MALM wird immer wieder ein "Exotenstatus" bescheinigt, weil eure Vocals auf Deutsch sind. Habt ihr denn schon mal Gehversuche auf Englisch gemacht und was ließ euch all die Jahre bei Deutsch bleiben?

"Im sogenannten Noise-Bereich fallen mir tatsächlich kaum Bands mit deutschen Texten ein. Einige davon gibt es leider nicht mehr. Zum Glück gibt es z. B. noch Dyse! Malm hat sich noch nie in anderssprachigen Texten probiert. Da ich die Worte in Texte fasse, kann ich sagen, dass es mir am Besten gelingt, Emotionen in meiner Muttersprache zu transportieren. Nun, im gesetzten Alter, werde ich da auch nichts mehr ändern.



Noiserock ist angeblich out und war noch nie massentauglich. Gibt es trotzdem ein Netzwerk auf das ihr als Musiker zurückgreifen könnt?

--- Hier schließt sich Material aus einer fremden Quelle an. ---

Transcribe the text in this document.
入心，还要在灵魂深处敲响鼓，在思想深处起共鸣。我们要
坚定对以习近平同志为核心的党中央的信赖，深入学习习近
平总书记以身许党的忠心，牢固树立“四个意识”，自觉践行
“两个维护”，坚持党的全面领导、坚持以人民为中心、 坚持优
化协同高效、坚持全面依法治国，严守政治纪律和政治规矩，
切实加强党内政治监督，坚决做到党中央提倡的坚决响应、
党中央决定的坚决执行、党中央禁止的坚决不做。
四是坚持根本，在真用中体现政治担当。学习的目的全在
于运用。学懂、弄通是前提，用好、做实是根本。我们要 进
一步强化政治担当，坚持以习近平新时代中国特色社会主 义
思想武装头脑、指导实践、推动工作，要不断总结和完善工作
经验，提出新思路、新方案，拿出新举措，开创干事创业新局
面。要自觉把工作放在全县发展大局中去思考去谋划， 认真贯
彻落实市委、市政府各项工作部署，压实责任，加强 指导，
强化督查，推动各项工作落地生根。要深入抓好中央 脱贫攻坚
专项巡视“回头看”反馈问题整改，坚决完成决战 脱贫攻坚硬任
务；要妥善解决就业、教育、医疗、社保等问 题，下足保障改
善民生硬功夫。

"Wer den noisigen Rock liebt, der wird sich auch immer dazu bekennen. Als massentauglich sehe ich Noiserock im Allgemeinen und malm im Besonderen aber auch nicht. Wir machen spezielle Musik für einen kleinen und speziellen Kreis von Menschen. Das macht es aber alles andere als leicht an Gigs zu kommen. Selbst die lange Lebensdauer von malm gibt einem keine Sicherheit für Konzerte oder Auftritte. Jeder unserer Live-Gigs ist echt hart erkämpft. Ich kann nur jedem empfehlen malm live zu erleben. Da wird ehrlich gearbeitet und viel geschwitzt. Von einem Netzwerk zu sprechen, wäre falsch. Viel mehr haben wir über die lange Distanz Freunde kennengelernt, die malm genau so lieben, wie wir selbst. Davon können wir zwar selten profitieren, aber es gibt uns ein wohliges Gefühl. Keule von finest noise ist so Einer, dem wir dann eine gute Promotion verdanken."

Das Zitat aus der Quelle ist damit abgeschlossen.